Dans quelques années, l’emprunt de livres numériques par le biais des services des bibliothèques publiques aura eu la chance de bien s’implanter et le personnel de ces institutions aura été indispensable pour les formations aux usagers visant à apprivoiser ce nouveau format de livre ainsi que leur support de lecture. Ce qui est fort intéressant avec le livre numérique est qu’il pourrait devenir  un véhicule important pour l’animation de nouveaux espaces virtuels. Christian Liboiron dans un article intitulé Livre numérique comme véhicule de communauté en bibliothèque paru dans la revue Argus de janvier dernier élabore sur la position privilégiée qu’auront les bibliothèques pour offrir un service de lecture sociale et mettre en réseau non plus simplement leurs collections entre elles, mais aussi les livres et leurs usagers.
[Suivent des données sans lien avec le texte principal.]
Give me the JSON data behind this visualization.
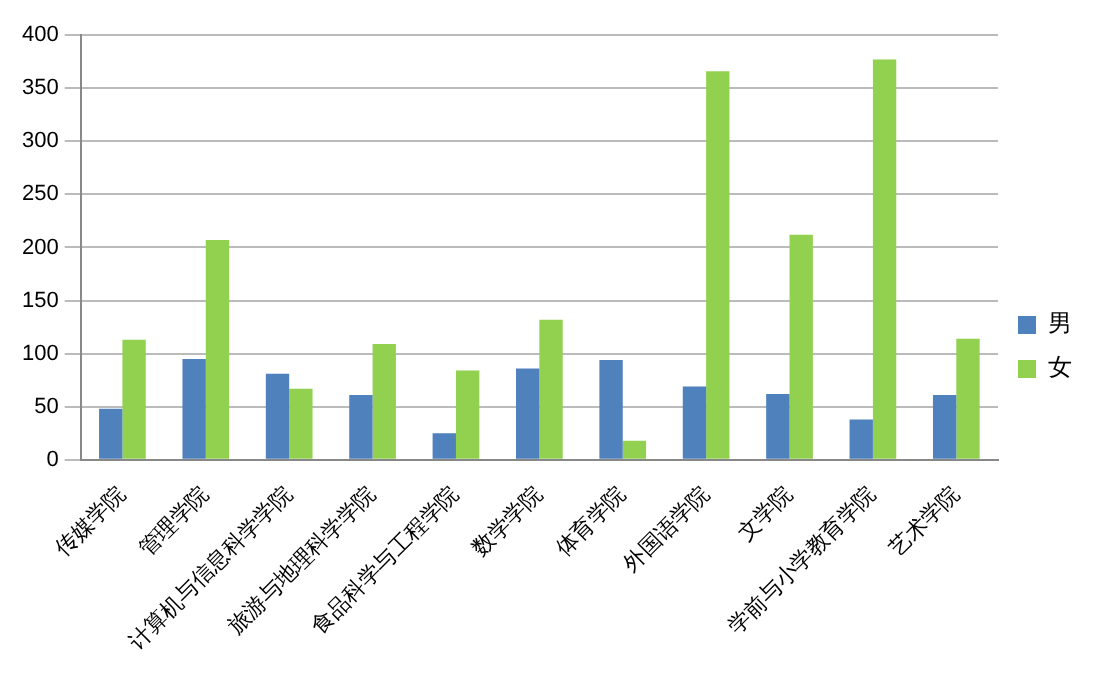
{
  "chart_data": {
    "type": "bar",
    "categories": [
      "传媒学院",
      "管理学院",
      "计算机与信息科学学院",
      "旅游与地理科学学院",
      "食品科学与工程学院",
      "数学学院",
      "体育学院",
      "外国语学院",
      "文学院",
      "学前与小学教育学院",
      "艺术学院"
    ],
    "series": [
      {
        "name": "男",
        "color": "#4f81bd",
        "values": [
          48,
          95,
          81,
          61,
          25,
          86,
          94,
          69,
          62,
          38,
          61
        ]
      },
      {
        "name": "女",
        "color": "#92d050",
        "values": [
          113,
          207,
          67,
          109,
          84,
          132,
          18,
          366,
          212,
          377,
          114
        ]
      }
    ],
    "ylim": [
      0,
      400
    ],
    "yticks": [
      0,
      50,
      100,
      150,
      200,
      250,
      300,
      350,
      400
    ],
    "grid": "y",
    "legend": "right"
  }
}
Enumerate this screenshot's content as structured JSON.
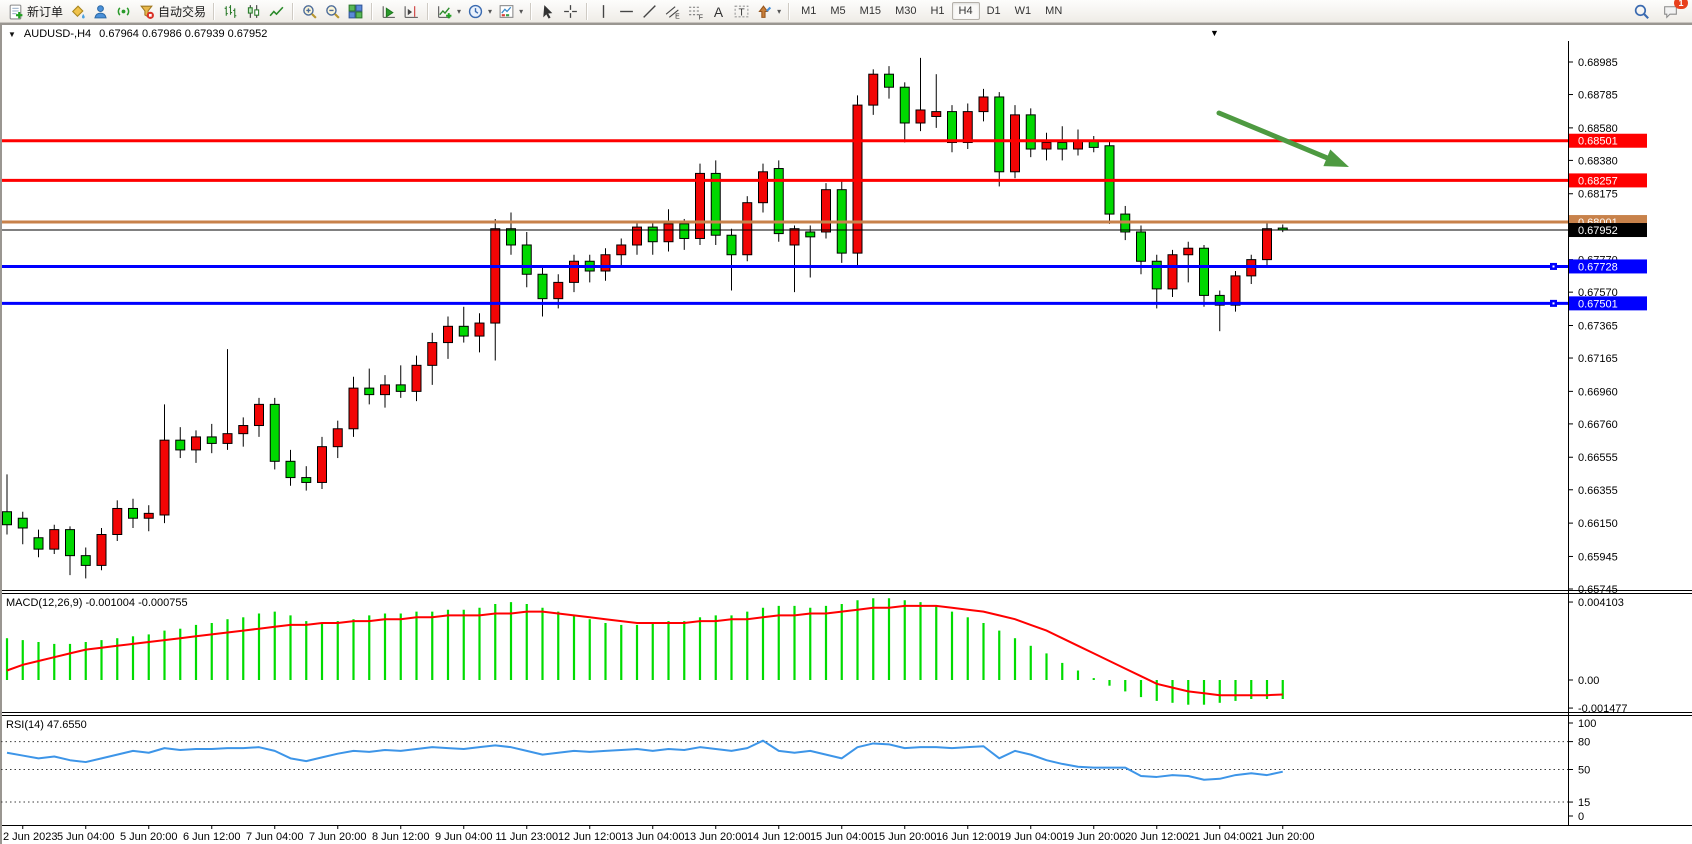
{
  "window": {
    "title_symbol": "AUDUSD-,H4",
    "ohlc": "0.67964 0.67986 0.67939 0.67952",
    "shift_marker": "▼"
  },
  "toolbar": {
    "groups": [
      {
        "items": [
          {
            "name": "new-order-button",
            "icon": "new-order-icon",
            "label": "新订单"
          },
          {
            "name": "styler-button",
            "icon": "bucket-icon"
          },
          {
            "name": "profile-button",
            "icon": "profile-icon"
          },
          {
            "name": "signals-button",
            "icon": "signal-icon"
          },
          {
            "name": "autotrade-button",
            "icon": "autotrade-icon",
            "label": "自动交易"
          }
        ]
      },
      {
        "items": [
          {
            "name": "bar-chart-button",
            "icon": "bar-chart-icon"
          },
          {
            "name": "candlestick-button",
            "icon": "candlestick-icon"
          },
          {
            "name": "line-chart-button",
            "icon": "line-chart-icon"
          }
        ]
      },
      {
        "items": [
          {
            "name": "zoom-in-button",
            "icon": "zoom-in-icon"
          },
          {
            "name": "zoom-out-button",
            "icon": "zoom-out-icon"
          },
          {
            "name": "tile-windows-button",
            "icon": "tile-windows-icon"
          }
        ]
      },
      {
        "items": [
          {
            "name": "autoscroll-button",
            "icon": "autoscroll-icon"
          },
          {
            "name": "chart-shift-button",
            "icon": "chart-shift-icon"
          }
        ]
      },
      {
        "items": [
          {
            "name": "indicators-button",
            "icon": "indicators-icon",
            "caret": true
          },
          {
            "name": "periods-button",
            "icon": "periods-icon",
            "caret": true
          },
          {
            "name": "templates-button",
            "icon": "templates-icon",
            "caret": true
          }
        ]
      },
      {
        "items": [
          {
            "name": "cursor-button",
            "icon": "cursor-icon"
          },
          {
            "name": "crosshair-button",
            "icon": "crosshair-icon"
          }
        ]
      },
      {
        "items": [
          {
            "name": "vline-button",
            "icon": "vline-icon"
          },
          {
            "name": "hline-button",
            "icon": "hline-icon"
          },
          {
            "name": "trendline-button",
            "icon": "trendline-icon"
          },
          {
            "name": "channel-button",
            "icon": "channel-icon"
          },
          {
            "name": "fibonacci-button",
            "icon": "fibonacci-icon"
          },
          {
            "name": "text-button",
            "icon": "text-icon"
          },
          {
            "name": "label-button",
            "icon": "label-icon"
          },
          {
            "name": "shapes-button",
            "icon": "shapes-icon",
            "caret": true
          }
        ]
      }
    ],
    "timeframes": {
      "items": [
        "M1",
        "M5",
        "M15",
        "M30",
        "H1",
        "H4",
        "D1",
        "W1",
        "MN"
      ],
      "active": "H4"
    },
    "right": [
      {
        "name": "search-button",
        "icon": "search-icon"
      },
      {
        "name": "chat-button",
        "icon": "chat-icon",
        "badge": "1"
      }
    ]
  },
  "colors": {
    "bull": "#f20505",
    "bear": "#00d800",
    "outline": "#000000",
    "macd_hist": "#00dc00",
    "macd_signal": "#ff0000",
    "rsi_line": "#3d95e8",
    "arrow": "#4e9a41",
    "level_red": "#ff0000",
    "level_blue": "#0000ff",
    "level_orange": "#c8824b",
    "level_black": "#000000"
  },
  "price_axis": {
    "ticks": [
      "0.68985",
      "0.68785",
      "0.68580",
      "0.68380",
      "0.68175",
      "0.67770",
      "0.67570",
      "0.67365",
      "0.67165",
      "0.66960",
      "0.66760",
      "0.66555",
      "0.66355",
      "0.66150",
      "0.65945",
      "0.65745"
    ]
  },
  "levels": [
    {
      "name": "resistance-line-1",
      "price": 0.68501,
      "label": "0.68501",
      "color": "#ff0000",
      "width": 3,
      "handle": false
    },
    {
      "name": "resistance-line-2",
      "price": 0.68257,
      "label": "0.68257",
      "color": "#ff0000",
      "width": 3,
      "handle": false
    },
    {
      "name": "order-line",
      "price": 0.68001,
      "label": "0.68001",
      "color": "#c8824b",
      "width": 3,
      "handle": false
    },
    {
      "name": "current-price-line",
      "price": 0.67952,
      "label": "0.67952",
      "color": "#000000",
      "width": 1,
      "handle": false
    },
    {
      "name": "support-line-1",
      "price": 0.67728,
      "label": "0.67728",
      "color": "#0000ff",
      "width": 3,
      "handle": true
    },
    {
      "name": "support-line-2",
      "price": 0.67501,
      "label": "0.67501",
      "color": "#0000ff",
      "width": 3,
      "handle": true
    }
  ],
  "time_axis": {
    "labels": [
      "2 Jun 2023",
      "5 Jun 04:00",
      "5 Jun 20:00",
      "6 Jun 12:00",
      "7 Jun 04:00",
      "7 Jun 20:00",
      "8 Jun 12:00",
      "9 Jun 04:00",
      "11 Jun 23:00",
      "12 Jun 12:00",
      "13 Jun 04:00",
      "13 Jun 20:00",
      "14 Jun 12:00",
      "15 Jun 04:00",
      "15 Jun 20:00",
      "16 Jun 12:00",
      "19 Jun 04:00",
      "19 Jun 20:00",
      "20 Jun 12:00",
      "21 Jun 04:00",
      "21 Jun 20:00"
    ]
  },
  "candles": [
    [
      0.6622,
      0.6645,
      0.6608,
      0.6614
    ],
    [
      0.6618,
      0.6622,
      0.6602,
      0.6612
    ],
    [
      0.6606,
      0.6611,
      0.6594,
      0.6599
    ],
    [
      0.6599,
      0.6614,
      0.6596,
      0.6611
    ],
    [
      0.6611,
      0.6613,
      0.6583,
      0.6595
    ],
    [
      0.6595,
      0.66,
      0.6581,
      0.6589
    ],
    [
      0.6589,
      0.6612,
      0.6586,
      0.6608
    ],
    [
      0.6608,
      0.6629,
      0.6604,
      0.6624
    ],
    [
      0.6624,
      0.663,
      0.6612,
      0.6618
    ],
    [
      0.6618,
      0.6626,
      0.661,
      0.6621
    ],
    [
      0.662,
      0.6688,
      0.6615,
      0.6666
    ],
    [
      0.6666,
      0.6674,
      0.6655,
      0.666
    ],
    [
      0.666,
      0.6672,
      0.6652,
      0.6668
    ],
    [
      0.6668,
      0.6676,
      0.6658,
      0.6664
    ],
    [
      0.6664,
      0.6722,
      0.666,
      0.667
    ],
    [
      0.667,
      0.668,
      0.6662,
      0.6675
    ],
    [
      0.6675,
      0.6692,
      0.6668,
      0.6688
    ],
    [
      0.6688,
      0.6692,
      0.6648,
      0.6653
    ],
    [
      0.6653,
      0.666,
      0.6638,
      0.6643
    ],
    [
      0.6643,
      0.665,
      0.6635,
      0.664
    ],
    [
      0.664,
      0.6668,
      0.6636,
      0.6662
    ],
    [
      0.6662,
      0.6678,
      0.6655,
      0.6673
    ],
    [
      0.6673,
      0.6705,
      0.6668,
      0.6698
    ],
    [
      0.6698,
      0.671,
      0.6688,
      0.6694
    ],
    [
      0.6694,
      0.6706,
      0.6686,
      0.67
    ],
    [
      0.67,
      0.6712,
      0.6692,
      0.6696
    ],
    [
      0.6696,
      0.6718,
      0.669,
      0.6712
    ],
    [
      0.6712,
      0.6732,
      0.67,
      0.6726
    ],
    [
      0.6726,
      0.6742,
      0.6716,
      0.6736
    ],
    [
      0.6736,
      0.6748,
      0.6726,
      0.673
    ],
    [
      0.673,
      0.6744,
      0.672,
      0.6738
    ],
    [
      0.6738,
      0.6802,
      0.6715,
      0.6796
    ],
    [
      0.6796,
      0.6806,
      0.678,
      0.6786
    ],
    [
      0.6786,
      0.6794,
      0.676,
      0.6768
    ],
    [
      0.6768,
      0.6772,
      0.6742,
      0.6753
    ],
    [
      0.6753,
      0.6768,
      0.6747,
      0.6763
    ],
    [
      0.6763,
      0.678,
      0.6757,
      0.6776
    ],
    [
      0.6776,
      0.678,
      0.6763,
      0.677
    ],
    [
      0.677,
      0.6784,
      0.6764,
      0.678
    ],
    [
      0.678,
      0.679,
      0.6772,
      0.6786
    ],
    [
      0.6786,
      0.6801,
      0.678,
      0.6797
    ],
    [
      0.6797,
      0.68,
      0.678,
      0.6788
    ],
    [
      0.6788,
      0.6808,
      0.6782,
      0.6799
    ],
    [
      0.6799,
      0.6802,
      0.6783,
      0.679
    ],
    [
      0.679,
      0.6836,
      0.6786,
      0.683
    ],
    [
      0.683,
      0.6838,
      0.6786,
      0.6792
    ],
    [
      0.6792,
      0.6796,
      0.6758,
      0.678
    ],
    [
      0.678,
      0.6816,
      0.6776,
      0.6812
    ],
    [
      0.6812,
      0.6836,
      0.6806,
      0.6831
    ],
    [
      0.6833,
      0.6838,
      0.6788,
      0.6793
    ],
    [
      0.6786,
      0.6798,
      0.6757,
      0.6796
    ],
    [
      0.6794,
      0.6798,
      0.6766,
      0.6791
    ],
    [
      0.6794,
      0.6824,
      0.679,
      0.682
    ],
    [
      0.682,
      0.6826,
      0.6775,
      0.6781
    ],
    [
      0.6781,
      0.6878,
      0.6772,
      0.6872
    ],
    [
      0.6872,
      0.6894,
      0.6866,
      0.6891
    ],
    [
      0.6891,
      0.6896,
      0.6876,
      0.6883
    ],
    [
      0.6883,
      0.6886,
      0.6849,
      0.6861
    ],
    [
      0.6861,
      0.6901,
      0.6856,
      0.6869
    ],
    [
      0.6865,
      0.6891,
      0.6858,
      0.6868
    ],
    [
      0.6868,
      0.6872,
      0.6843,
      0.6849
    ],
    [
      0.6849,
      0.6873,
      0.6845,
      0.6868
    ],
    [
      0.6868,
      0.6882,
      0.6862,
      0.6877
    ],
    [
      0.6877,
      0.688,
      0.6822,
      0.6831
    ],
    [
      0.6831,
      0.6872,
      0.6827,
      0.6866
    ],
    [
      0.6866,
      0.687,
      0.684,
      0.6845
    ],
    [
      0.6845,
      0.6855,
      0.6838,
      0.6849
    ],
    [
      0.6849,
      0.6859,
      0.6838,
      0.6845
    ],
    [
      0.6845,
      0.6857,
      0.6841,
      0.685
    ],
    [
      0.685,
      0.6853,
      0.6843,
      0.6846
    ],
    [
      0.6847,
      0.685,
      0.6799,
      0.6805
    ],
    [
      0.6805,
      0.681,
      0.6789,
      0.6794
    ],
    [
      0.6794,
      0.6798,
      0.6768,
      0.6776
    ],
    [
      0.6776,
      0.678,
      0.6747,
      0.6759
    ],
    [
      0.6759,
      0.6783,
      0.6754,
      0.678
    ],
    [
      0.678,
      0.6788,
      0.6763,
      0.6784
    ],
    [
      0.6784,
      0.6786,
      0.6748,
      0.6755
    ],
    [
      0.6755,
      0.6758,
      0.6733,
      0.6749
    ],
    [
      0.6749,
      0.677,
      0.6745,
      0.6767
    ],
    [
      0.6767,
      0.678,
      0.6762,
      0.6777
    ],
    [
      0.6777,
      0.68,
      0.6772,
      0.6796
    ],
    [
      0.67964,
      0.67986,
      0.67939,
      0.67952
    ]
  ],
  "macd": {
    "label": "MACD(12,26,9) -0.001004 -0.000755",
    "params": "12,26,9",
    "value": "-0.001004",
    "signal_value": "-0.000755",
    "axis_ticks": [
      "0.004103",
      "0.00",
      "-0.001477"
    ],
    "hist": [
      0.0022,
      0.0021,
      0.002,
      0.0019,
      0.0019,
      0.002,
      0.0021,
      0.0022,
      0.0023,
      0.0024,
      0.0026,
      0.0027,
      0.0029,
      0.003,
      0.0032,
      0.0033,
      0.0035,
      0.0036,
      0.0034,
      0.0031,
      0.003,
      0.0031,
      0.0032,
      0.0034,
      0.0035,
      0.0035,
      0.0036,
      0.0036,
      0.0037,
      0.0037,
      0.0038,
      0.004,
      0.0041,
      0.004,
      0.0038,
      0.0036,
      0.0034,
      0.0032,
      0.003,
      0.0029,
      0.0029,
      0.003,
      0.0031,
      0.0031,
      0.0033,
      0.0034,
      0.0034,
      0.0036,
      0.0038,
      0.0039,
      0.0039,
      0.0038,
      0.0039,
      0.004,
      0.0042,
      0.0043,
      0.0043,
      0.0042,
      0.0041,
      0.0039,
      0.0036,
      0.0033,
      0.003,
      0.0026,
      0.0022,
      0.0018,
      0.0014,
      0.0009,
      0.0005,
      0.0001,
      -0.0003,
      -0.0006,
      -0.0009,
      -0.0011,
      -0.0012,
      -0.0013,
      -0.0013,
      -0.0012,
      -0.0011,
      -0.001,
      -0.001,
      -0.001
    ],
    "signal": [
      0.0005,
      0.0008,
      0.001,
      0.0012,
      0.0014,
      0.0016,
      0.0017,
      0.0018,
      0.0019,
      0.002,
      0.0021,
      0.0022,
      0.0023,
      0.0024,
      0.0025,
      0.0026,
      0.0027,
      0.0028,
      0.0029,
      0.0029,
      0.003,
      0.003,
      0.0031,
      0.0031,
      0.0032,
      0.0032,
      0.0033,
      0.0033,
      0.0034,
      0.0034,
      0.0034,
      0.0035,
      0.0035,
      0.0036,
      0.0036,
      0.0035,
      0.0034,
      0.0033,
      0.0032,
      0.0031,
      0.003,
      0.003,
      0.003,
      0.003,
      0.0031,
      0.0031,
      0.0032,
      0.0032,
      0.0033,
      0.0034,
      0.0034,
      0.0035,
      0.0035,
      0.0036,
      0.0037,
      0.0038,
      0.0038,
      0.0039,
      0.0039,
      0.0039,
      0.0038,
      0.0037,
      0.0036,
      0.0034,
      0.0032,
      0.0029,
      0.0026,
      0.0022,
      0.0018,
      0.0014,
      0.001,
      0.0006,
      0.0002,
      -0.0002,
      -0.0004,
      -0.0006,
      -0.0007,
      -0.0008,
      -0.0008,
      -0.0008,
      -0.0008,
      -0.00076
    ]
  },
  "rsi": {
    "label": "RSI(14) 47.6550",
    "period": "14",
    "value": "47.6550",
    "axis_ticks": [
      "100",
      "80",
      "50",
      "15",
      "0"
    ],
    "level_lines": [
      80,
      50,
      15
    ],
    "values": [
      68,
      65,
      62,
      64,
      60,
      58,
      62,
      66,
      70,
      68,
      73,
      71,
      72,
      72,
      73,
      73,
      74,
      70,
      62,
      59,
      63,
      67,
      70,
      69,
      71,
      70,
      72,
      74,
      73,
      72,
      74,
      76,
      74,
      70,
      66,
      68,
      70,
      69,
      70,
      71,
      72,
      70,
      72,
      71,
      74,
      72,
      70,
      73,
      81,
      70,
      68,
      70,
      66,
      62,
      74,
      78,
      77,
      73,
      74,
      74,
      73,
      74,
      75,
      62,
      70,
      66,
      60,
      56,
      53,
      52,
      52,
      52,
      43,
      42,
      44,
      43,
      39,
      40,
      44,
      46,
      44,
      47.66
    ]
  },
  "annotations": {
    "trend_arrow": {
      "from": [
        1218,
        112
      ],
      "to": [
        1348,
        166
      ],
      "color": "#4e9a41"
    }
  }
}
Par exemple, un usagé qui emprunte un livre aurait accès aux autres usagers qui l’ont également emprunté. Il pourrait lire des commentaires et critiques d’autres lecteurs, consulter les passages annotés ou les plus surlignés, accéder à un hyperlien qui renvoie à une photo quelconque qu’un autre usager a cru intéressante ou explicative. Il y a un monde de possibilités qui s’ouvre aux bibliothèques et leurs collections.

Dans 20 ans, les bibliothèques seront bien implantées dans un espace virtuel et animeront leur communauté de lecteurs tout en étant connectées avec le reste de la planète. Cependant, la bibliothèque physique sera toujours présente, elle aura été modifiée, les collections de livres occuperont moins de place. La bibliothèque publique sera réaménagée avec des espaces numériques et des espaces physiques conçus de manière à favoriser les interactions et la collaboration entre les citoyens. Elle sera un lieu où la parole sera revalorisée, où chaque personne deviendra une source d’information pour les autres. Un endroit où on apprendra à apprécier des formes d’expression artistique variées, un endroit où la formation continue sera toujours valorisée, tout comme la lecture peu importe le support.

Le web social aura eu un rôle important dans la restructuration des bibliothèques et aura contribué au développement de nouvelles communautés de partage et de lecture. Il ne me reste qu’à souhaiter que je jouerai un rôle dans ce changement de paradigme pour ces institutions dynamiques que sont les bibliothèques publiques du Québec.